A quel punto apri facebook e lo dici a tutti, così senza mezze misure, “ragazzi, la SEO è morta”, generando curiosità in alcuni e apprensione mista ad attimi di disperazione profonda negli altri. I SEO reagiranno per lo più dicendo “sarà pure morta, ma se Google non riesce ad avere un buon rendering delle pagine del tuo sito web perché trova i file .css e .js bloccati, chi chiamerai a mettere a posto le cose? Topo Gigio? (lo vogliono tutti da lui). Gli imprenditori che pagano ogni mese fior di quattrini alle agenzie di web marketing per farsi curare la SEO, si sentiranno presi in giro da chi quei soldi continua a chiederglieli, così come chi studia SEO da poco, proverà un’improvvisa sensazione di vuoto pensando alle migliaia di euro investite per quel master miracoloso da cui si aspettano grandi cose. Tutto un bluff?

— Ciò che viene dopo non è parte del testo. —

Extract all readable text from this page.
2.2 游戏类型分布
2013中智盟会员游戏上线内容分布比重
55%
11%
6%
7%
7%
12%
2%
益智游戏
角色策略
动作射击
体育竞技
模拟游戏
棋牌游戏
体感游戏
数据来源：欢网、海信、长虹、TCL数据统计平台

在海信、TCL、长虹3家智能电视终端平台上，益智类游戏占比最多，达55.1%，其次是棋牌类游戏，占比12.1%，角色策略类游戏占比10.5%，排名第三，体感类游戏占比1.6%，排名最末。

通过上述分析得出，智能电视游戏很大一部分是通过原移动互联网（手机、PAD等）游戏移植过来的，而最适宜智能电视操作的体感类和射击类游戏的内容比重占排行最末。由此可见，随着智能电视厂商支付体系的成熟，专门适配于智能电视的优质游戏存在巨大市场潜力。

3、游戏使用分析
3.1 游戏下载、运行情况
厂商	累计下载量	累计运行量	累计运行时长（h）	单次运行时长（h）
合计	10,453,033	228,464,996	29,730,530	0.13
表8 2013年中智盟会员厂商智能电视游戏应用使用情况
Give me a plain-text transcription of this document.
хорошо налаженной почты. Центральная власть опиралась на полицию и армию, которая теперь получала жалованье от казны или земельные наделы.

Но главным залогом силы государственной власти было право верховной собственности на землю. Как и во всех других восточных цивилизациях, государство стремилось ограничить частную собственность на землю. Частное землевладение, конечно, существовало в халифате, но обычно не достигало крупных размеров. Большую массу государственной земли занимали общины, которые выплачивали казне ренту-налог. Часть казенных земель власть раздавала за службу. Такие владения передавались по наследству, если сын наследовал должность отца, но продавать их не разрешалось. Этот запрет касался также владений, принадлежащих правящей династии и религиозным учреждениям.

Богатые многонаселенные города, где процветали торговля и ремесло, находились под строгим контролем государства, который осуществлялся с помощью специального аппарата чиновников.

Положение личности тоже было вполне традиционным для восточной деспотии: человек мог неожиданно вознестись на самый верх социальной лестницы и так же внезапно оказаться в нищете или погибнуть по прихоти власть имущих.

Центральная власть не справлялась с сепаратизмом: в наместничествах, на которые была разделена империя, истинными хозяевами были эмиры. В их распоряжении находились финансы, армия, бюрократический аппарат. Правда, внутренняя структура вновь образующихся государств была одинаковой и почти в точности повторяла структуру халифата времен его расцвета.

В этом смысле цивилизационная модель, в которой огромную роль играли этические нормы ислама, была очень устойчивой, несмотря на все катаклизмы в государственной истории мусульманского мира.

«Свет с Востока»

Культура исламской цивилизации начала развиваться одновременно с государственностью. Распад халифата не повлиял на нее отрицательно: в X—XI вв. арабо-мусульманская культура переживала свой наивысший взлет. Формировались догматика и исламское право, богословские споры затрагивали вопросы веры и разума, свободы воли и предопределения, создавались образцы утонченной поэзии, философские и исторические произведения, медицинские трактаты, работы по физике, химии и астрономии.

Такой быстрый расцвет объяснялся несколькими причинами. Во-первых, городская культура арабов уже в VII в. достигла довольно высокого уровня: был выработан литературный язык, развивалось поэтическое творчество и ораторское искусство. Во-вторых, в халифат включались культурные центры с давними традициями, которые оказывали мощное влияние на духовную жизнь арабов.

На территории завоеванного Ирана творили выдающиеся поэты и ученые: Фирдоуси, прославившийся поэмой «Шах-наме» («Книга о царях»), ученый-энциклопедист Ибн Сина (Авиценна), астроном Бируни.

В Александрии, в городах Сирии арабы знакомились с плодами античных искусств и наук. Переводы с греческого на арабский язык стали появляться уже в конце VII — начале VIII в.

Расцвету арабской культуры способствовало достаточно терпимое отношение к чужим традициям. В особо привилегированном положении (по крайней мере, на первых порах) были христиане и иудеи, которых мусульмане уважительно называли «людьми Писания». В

Perché ogni tanto la SEO muore?
È inevitabile. Un po’ succede perché il mercato del web richiede performance e ritorni sempre più immediati, un po’ perché ci confrontiamo con un motore di ricerca sempre più complesso, del quale ricordiamolo, abbiamo linee guida, ma non il libretto delle istruzioni, ma soprattutto, una delle cose che a detta di molti finisce coll’ammazzare la SEO è lo svilupparsi delle dinamiche social che finiscono con lo spostare l’attenzione verso il web delle relazioni, rendendo la vecchia SEO fatta di codice e accorgimenti tecnici, sempre meno rilevante rispetto a ciò che Google valuta essere meritevole di un buon ranking.
Per “chi” muore la SEO?
Secondo me è esattamente qui che casca l’asino. La SEO muore per chi non sa stare al passo coi tempi. È verissimo che per tanti aspetti il motore di ricerca funziona ancora come dieci anni fa (è può essere ancora fregato come accadeva dieci anni fa), ma nel frattempo siamo piombati in un ordine di cose in cui la rilevanza dei singoli fattori di ranking sta cambiano in favore dei contenuti e delle relazioni tra chi scrive e chi legge. Come dire che nel web delle cose e delle relazioni, le persone contano sempre di più rispetto al codice. Google è un software, verissimo, programmato per valutare documenti web sulla base di:
- quanto sono utili
- per chi
I segnali
In questo panorama funesto (giacché si parla di morte), uno degli elementi che fanno pensare alla dipartita della signora SEO, è che i link di media entità non spingono più come prima. Non è opinione solo mia, ma di tanti operatori che sto sentendo in questo periodo, che Google stia dando sempre più peso ai segnali “naturali” come le menzioni, magari autorevoli, scansionabli (chiaramente) e presenti nelle piazze giuste. Google è sempre più bravo a determinare il significato dei topic discussi sui siti pertinenti, così come riesce sempre meglio a determinare i tentativi di manipolare il social graph con le menzioni finte, magari automatizzate tramite software.
Conclusioni
Per una vecchia SEO che muore, ne nasce una nuova, fatta sempre di codice, ma anche di valore, strategia, engagement. Una SEO più che mai viva, in cui le mie riflessioni sulla semantica incontrano le strategie editoriali dei content manager e dei social media cosi. Una SEO convergente e multidisciplinare che contrariamente a quanto puoi credere, richiede più acume e furbizia di quanta possano averne i SEO black hat nell’architettare (sempre gli stessi) imbrogli.